Lead singer David Byrne came off as that weird, but likable neighbor of yours who is in a band that much to your surprise, is pretty damn good. Drummer Chris Frantz and self-taught bassist Tina Weymouth attended the Rhode Island School of Design with Byrne. They added multi-instrumentalist Jerry Harrison, formerly of Jonathan Richman's band The Modern Lovers in 1977 in the midst of recording Talking Heads: 77.
Throughout their career, Talking Heads managed to take their love of late-60’s pop, Motown and Caribbean music and turn it on its head. The opening track “Uh-Oh, Love Comes to Town" makes this case. It may be one of the few rock songs I’ve ever heard with a steel drum in the background. It’s sort of like Talking Heads were testing the waters to see if they could pull off integrating the Afro-Caribbean sound with their music. It would become a staple of their music on future albums.
The next five tracks are more representative of their early days at CBGB. "New Feeling,” "Tentative Decisions,” "Happy Day,” and “Who Is It?” are choice examples of how Talking Heads, while economical in their sound, give you tons to chew on. No one overplays their instrument and it is this restraint along with Byrne’s “man on the verge of possibly raising his voice” vocals and smart, nonlinear lyrics that gives these songs depth with a touch of whimsy. Lost in all of this is the grossly underrated rhythm section of Weymouth and Frantz. When conjuring up well known bass and drum combos, their names rarely come to mind, but Weymouth and Frantz are steady and give the band a strong foundation.

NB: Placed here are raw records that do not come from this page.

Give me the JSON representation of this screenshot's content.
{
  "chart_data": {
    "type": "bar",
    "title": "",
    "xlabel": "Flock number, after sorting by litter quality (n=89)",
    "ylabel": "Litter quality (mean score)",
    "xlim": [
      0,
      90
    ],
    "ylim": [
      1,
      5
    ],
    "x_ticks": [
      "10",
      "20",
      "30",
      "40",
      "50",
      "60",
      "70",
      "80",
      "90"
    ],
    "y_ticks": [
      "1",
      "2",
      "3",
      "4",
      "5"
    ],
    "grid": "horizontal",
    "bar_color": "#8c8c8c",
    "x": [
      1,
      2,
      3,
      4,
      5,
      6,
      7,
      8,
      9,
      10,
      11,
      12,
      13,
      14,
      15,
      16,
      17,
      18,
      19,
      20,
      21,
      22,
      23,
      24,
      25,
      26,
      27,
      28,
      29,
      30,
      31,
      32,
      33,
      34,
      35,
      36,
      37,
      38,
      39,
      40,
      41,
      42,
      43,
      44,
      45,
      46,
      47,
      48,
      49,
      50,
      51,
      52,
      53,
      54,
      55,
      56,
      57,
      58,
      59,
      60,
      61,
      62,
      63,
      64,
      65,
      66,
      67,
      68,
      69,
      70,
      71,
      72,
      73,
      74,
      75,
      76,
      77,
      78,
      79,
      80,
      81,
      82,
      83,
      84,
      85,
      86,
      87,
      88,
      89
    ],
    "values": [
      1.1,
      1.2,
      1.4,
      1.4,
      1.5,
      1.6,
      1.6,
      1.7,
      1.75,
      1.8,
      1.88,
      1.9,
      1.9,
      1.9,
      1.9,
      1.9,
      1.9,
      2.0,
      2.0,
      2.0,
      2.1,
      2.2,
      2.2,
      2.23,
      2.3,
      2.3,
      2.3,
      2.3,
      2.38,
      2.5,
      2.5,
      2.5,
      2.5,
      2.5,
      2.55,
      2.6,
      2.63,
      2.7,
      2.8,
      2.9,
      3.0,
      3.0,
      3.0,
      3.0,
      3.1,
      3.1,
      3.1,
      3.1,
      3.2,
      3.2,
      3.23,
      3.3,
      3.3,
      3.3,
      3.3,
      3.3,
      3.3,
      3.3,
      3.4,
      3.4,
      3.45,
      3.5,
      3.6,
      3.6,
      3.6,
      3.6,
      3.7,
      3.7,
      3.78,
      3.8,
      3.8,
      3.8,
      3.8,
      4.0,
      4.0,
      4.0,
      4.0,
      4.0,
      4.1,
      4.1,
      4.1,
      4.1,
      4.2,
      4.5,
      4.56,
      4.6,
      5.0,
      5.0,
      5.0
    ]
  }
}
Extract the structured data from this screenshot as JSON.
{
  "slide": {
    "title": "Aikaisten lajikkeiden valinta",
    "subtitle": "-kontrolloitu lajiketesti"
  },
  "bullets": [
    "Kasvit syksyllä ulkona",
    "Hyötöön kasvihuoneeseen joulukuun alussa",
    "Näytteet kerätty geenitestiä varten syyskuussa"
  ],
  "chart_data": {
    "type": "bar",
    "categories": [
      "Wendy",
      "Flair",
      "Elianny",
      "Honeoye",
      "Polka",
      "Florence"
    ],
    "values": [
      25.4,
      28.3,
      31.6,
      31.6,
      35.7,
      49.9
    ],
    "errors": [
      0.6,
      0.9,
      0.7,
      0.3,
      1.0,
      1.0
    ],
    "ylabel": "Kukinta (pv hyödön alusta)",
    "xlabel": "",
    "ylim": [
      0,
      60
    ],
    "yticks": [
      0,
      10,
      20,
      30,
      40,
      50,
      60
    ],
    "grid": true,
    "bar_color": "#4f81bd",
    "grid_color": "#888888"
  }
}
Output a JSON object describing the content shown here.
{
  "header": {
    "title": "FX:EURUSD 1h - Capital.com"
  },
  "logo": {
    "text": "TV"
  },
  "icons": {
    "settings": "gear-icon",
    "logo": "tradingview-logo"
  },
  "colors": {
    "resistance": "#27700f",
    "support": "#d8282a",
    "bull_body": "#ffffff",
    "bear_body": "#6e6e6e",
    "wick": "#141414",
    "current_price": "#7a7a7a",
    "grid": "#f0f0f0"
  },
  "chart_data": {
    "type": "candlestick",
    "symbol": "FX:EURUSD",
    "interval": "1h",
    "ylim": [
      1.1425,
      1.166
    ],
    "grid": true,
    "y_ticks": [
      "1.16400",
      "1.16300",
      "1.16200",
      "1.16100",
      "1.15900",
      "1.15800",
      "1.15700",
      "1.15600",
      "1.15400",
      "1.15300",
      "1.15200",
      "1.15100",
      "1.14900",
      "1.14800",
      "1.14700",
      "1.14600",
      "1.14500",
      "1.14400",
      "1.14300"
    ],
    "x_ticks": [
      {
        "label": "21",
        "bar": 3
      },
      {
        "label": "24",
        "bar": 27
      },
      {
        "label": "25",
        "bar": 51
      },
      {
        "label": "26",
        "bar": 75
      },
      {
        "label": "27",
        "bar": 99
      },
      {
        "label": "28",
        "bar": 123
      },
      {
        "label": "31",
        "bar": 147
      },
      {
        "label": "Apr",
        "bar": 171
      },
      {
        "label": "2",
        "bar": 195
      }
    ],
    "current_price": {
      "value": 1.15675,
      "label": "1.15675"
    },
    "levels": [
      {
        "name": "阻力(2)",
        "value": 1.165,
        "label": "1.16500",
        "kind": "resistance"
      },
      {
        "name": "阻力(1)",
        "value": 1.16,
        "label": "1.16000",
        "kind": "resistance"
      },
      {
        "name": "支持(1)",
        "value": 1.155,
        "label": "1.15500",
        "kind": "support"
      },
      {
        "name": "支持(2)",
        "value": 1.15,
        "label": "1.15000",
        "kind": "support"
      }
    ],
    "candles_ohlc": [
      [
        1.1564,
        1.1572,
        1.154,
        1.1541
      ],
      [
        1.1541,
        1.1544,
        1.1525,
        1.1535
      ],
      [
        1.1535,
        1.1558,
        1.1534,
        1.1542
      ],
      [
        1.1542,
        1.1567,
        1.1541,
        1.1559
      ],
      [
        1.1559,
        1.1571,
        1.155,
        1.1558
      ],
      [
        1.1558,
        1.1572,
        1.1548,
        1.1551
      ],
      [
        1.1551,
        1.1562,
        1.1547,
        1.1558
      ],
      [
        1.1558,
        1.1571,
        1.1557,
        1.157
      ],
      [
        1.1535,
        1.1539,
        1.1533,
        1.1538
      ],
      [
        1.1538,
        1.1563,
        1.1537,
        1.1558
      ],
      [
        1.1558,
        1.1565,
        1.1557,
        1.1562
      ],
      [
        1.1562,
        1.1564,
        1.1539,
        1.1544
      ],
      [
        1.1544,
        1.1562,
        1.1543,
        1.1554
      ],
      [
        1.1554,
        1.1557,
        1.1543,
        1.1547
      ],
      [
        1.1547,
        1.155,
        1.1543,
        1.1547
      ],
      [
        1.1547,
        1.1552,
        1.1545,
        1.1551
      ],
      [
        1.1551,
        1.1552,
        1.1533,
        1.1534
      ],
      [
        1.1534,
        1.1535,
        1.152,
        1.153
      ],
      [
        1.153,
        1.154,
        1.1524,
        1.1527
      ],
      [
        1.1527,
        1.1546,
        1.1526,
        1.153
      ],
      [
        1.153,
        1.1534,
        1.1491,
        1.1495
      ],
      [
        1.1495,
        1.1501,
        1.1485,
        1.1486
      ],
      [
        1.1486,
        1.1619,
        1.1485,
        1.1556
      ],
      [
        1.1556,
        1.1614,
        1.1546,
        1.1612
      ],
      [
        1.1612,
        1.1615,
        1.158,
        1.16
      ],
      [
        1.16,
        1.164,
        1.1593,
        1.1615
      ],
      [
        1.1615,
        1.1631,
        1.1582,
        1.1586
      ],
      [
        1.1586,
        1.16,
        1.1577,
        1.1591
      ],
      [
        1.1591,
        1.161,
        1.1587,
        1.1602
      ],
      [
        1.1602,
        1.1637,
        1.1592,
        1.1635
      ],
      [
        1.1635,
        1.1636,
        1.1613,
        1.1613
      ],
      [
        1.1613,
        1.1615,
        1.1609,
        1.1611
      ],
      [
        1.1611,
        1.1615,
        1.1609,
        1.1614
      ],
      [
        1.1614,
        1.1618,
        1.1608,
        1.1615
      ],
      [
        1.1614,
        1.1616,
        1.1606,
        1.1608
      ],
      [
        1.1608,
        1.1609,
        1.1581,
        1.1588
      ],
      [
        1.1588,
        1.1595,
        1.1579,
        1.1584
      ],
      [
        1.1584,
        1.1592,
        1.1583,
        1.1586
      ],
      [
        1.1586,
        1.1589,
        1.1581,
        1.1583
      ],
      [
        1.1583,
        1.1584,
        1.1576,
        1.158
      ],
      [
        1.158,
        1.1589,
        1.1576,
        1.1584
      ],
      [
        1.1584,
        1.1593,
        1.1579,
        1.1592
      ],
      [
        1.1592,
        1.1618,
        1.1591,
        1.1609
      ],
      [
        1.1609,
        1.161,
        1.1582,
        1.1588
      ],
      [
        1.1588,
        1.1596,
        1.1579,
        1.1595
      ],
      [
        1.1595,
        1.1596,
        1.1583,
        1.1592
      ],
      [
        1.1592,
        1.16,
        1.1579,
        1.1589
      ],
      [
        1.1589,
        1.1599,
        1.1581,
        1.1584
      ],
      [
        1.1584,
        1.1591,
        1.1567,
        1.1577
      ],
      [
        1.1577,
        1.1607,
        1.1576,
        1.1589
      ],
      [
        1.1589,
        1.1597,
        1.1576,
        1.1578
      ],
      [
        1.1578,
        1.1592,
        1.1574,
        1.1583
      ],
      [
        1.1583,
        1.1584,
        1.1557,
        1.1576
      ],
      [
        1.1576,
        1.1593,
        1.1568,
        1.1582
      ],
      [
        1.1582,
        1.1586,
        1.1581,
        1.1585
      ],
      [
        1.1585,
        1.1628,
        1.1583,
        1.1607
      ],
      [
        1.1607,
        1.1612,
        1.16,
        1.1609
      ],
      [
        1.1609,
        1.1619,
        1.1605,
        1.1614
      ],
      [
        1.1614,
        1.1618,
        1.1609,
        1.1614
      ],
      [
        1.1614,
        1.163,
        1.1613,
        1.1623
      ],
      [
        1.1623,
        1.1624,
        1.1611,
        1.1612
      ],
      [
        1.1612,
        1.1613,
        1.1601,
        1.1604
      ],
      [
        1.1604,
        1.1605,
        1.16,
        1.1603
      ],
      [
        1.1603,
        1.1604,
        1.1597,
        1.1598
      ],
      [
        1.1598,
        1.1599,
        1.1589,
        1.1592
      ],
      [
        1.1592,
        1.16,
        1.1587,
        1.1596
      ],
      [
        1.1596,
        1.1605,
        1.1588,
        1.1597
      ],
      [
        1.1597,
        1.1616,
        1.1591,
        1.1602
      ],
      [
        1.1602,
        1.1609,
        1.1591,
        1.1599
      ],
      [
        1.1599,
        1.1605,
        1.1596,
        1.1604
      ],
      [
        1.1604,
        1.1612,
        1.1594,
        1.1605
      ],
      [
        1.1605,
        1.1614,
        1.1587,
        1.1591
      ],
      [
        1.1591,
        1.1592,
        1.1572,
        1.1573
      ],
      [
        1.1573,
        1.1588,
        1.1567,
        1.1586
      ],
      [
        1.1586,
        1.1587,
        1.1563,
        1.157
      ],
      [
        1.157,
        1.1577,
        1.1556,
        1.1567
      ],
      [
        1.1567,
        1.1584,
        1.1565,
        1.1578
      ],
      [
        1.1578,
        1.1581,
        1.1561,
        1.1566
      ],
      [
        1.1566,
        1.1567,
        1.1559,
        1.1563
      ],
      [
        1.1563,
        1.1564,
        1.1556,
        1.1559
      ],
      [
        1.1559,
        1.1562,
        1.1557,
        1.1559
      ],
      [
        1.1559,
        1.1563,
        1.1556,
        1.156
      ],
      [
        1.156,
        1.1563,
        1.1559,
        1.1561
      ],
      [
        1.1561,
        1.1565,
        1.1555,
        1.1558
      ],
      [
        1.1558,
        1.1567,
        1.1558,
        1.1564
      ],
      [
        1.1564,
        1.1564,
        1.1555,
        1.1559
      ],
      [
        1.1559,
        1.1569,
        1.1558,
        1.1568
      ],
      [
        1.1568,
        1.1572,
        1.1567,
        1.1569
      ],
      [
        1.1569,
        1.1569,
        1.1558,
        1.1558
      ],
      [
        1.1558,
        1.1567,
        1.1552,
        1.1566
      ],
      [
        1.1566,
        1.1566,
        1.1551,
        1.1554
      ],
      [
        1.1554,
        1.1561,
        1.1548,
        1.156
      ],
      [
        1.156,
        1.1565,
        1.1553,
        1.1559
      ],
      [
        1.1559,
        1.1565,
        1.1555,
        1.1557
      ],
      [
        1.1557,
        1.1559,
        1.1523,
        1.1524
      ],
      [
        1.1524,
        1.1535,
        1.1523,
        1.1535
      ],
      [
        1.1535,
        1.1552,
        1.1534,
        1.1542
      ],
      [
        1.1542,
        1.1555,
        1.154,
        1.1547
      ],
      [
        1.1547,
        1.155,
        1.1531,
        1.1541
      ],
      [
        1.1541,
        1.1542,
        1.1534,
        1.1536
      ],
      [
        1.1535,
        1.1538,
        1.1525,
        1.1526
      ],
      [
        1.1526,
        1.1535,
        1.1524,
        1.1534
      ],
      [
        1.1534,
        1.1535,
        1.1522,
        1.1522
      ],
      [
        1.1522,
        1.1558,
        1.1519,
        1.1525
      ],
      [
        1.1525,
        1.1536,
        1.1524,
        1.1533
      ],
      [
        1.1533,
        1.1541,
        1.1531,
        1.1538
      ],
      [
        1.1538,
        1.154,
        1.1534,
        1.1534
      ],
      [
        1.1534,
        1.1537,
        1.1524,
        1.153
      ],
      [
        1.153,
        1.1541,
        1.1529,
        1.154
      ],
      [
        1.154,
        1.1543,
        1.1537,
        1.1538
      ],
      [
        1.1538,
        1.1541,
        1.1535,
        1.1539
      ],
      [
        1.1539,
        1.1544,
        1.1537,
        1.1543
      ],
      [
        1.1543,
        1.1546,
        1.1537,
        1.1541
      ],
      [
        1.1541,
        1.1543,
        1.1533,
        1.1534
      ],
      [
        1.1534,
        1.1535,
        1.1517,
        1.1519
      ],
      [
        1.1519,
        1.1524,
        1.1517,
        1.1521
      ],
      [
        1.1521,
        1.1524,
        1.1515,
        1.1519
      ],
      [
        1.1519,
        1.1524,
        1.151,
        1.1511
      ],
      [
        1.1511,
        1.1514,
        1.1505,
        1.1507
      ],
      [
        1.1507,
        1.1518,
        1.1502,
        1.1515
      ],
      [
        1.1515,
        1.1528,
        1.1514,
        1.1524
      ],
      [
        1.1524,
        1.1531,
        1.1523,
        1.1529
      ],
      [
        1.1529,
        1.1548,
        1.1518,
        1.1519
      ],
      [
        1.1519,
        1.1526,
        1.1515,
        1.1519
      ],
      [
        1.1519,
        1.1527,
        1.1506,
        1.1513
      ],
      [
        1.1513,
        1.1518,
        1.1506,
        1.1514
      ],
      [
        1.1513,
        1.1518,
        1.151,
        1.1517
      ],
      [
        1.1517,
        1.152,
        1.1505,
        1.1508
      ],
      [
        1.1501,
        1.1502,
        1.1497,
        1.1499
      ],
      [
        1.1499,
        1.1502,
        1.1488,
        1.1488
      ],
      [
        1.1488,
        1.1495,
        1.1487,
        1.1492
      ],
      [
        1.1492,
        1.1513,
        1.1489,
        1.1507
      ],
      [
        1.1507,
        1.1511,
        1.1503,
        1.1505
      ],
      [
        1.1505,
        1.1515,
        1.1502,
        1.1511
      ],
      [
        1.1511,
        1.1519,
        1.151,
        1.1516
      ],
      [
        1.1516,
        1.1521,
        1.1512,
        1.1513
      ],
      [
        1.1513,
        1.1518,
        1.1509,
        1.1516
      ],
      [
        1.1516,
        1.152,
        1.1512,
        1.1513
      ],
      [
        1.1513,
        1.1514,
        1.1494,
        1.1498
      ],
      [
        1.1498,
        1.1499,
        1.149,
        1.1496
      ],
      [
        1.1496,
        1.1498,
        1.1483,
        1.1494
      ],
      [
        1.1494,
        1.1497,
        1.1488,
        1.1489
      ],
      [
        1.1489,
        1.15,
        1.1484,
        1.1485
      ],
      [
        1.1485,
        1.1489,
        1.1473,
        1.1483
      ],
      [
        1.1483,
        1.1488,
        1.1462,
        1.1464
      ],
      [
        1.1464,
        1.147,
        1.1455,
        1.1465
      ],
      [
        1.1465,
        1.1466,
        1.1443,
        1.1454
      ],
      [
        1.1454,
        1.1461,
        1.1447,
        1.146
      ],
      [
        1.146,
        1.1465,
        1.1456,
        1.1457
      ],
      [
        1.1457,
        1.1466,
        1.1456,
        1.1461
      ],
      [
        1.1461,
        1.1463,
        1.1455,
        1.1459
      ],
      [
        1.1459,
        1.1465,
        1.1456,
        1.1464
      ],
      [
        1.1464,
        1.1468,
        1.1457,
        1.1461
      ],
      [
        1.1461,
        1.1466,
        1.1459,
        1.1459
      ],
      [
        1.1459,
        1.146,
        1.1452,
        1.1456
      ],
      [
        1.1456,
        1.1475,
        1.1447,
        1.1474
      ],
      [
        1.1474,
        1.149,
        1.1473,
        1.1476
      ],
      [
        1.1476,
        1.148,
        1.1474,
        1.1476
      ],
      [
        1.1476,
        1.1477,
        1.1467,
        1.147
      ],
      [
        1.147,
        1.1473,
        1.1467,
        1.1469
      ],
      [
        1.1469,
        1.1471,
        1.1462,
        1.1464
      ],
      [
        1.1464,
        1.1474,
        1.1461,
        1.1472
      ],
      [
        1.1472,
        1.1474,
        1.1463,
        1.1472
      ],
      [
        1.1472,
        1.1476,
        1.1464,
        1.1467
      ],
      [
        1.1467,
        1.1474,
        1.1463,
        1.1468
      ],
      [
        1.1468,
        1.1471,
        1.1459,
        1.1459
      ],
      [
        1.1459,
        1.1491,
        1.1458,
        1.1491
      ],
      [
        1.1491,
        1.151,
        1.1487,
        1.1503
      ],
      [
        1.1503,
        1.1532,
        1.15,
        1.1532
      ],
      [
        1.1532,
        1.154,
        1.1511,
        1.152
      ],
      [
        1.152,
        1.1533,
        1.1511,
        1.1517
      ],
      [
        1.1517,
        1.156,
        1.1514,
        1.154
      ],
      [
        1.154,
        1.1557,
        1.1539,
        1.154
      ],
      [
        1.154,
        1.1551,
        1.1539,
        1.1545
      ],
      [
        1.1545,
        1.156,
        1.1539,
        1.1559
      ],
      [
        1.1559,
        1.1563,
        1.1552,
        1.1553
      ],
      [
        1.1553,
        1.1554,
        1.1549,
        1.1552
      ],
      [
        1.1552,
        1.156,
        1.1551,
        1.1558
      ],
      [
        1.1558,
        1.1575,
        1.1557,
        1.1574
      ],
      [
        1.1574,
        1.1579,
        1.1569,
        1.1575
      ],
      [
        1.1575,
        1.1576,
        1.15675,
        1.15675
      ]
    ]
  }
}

“The Book I Read” shifts the band into a more accessible territory, even if the title may suggest otherwise. Talking Heads manage to cut loose and show some energy. Gone is the tension and uncertainty of what comes next and the promise of joy and hope slowly creep in as they segue into "Don't Worry About the Government.” In retrospect, this song reminds me of the world that existed before the one depicted in their 1988 song “(Nothing But) Flowers,” with lines such as, “It's over there, it's over there / My building has every convenience / It's gonna make life easy for me / It's gonna be easy to get things done / I will relax alone with my loved ones.”
This begins the slow buildup to “Psycho Killer,” a tune written by the three founding members Byrne, Frantz and Weymouth. It was the second single released from the album, peaking at #92 on the Billboard Hot 100. At the time of its release, it was thought by many that the song was about David Berkowitz a.k.a. Son of Sam, the serial killer who terrorized New York City throughout the summer of 1977. The truth is, Byrne, Weymouth and Frantz wrote the song in 1974. Byrne’s initial idea was to tell the story of a serial killer. Byrne once explained his thought process for writing this song by stating, “When I started writing this (I got help later), I imagined Alice Cooper doing a Randy Newman-type ballad…Everybody sort of roots for the bad guys in movies.”
The album is capped off by the energetic “Pulled Up,” a bouncy tune that is an excellent transition into their next album, 1978’s More Songs About Buildings and Food. Talking Heads:77 is an exciting introduction to a band that found their voice long before they even signed their record deal. They’re the local band that cut a record and you were happy for them. They were the last of CBGB’s big four (Ramones, Patti Smith and Television being the others) to record an inaugural album, but Talking Heads: 77 is an inspired album that doesn’t beat you over the head while listening to it, but still commands your attention.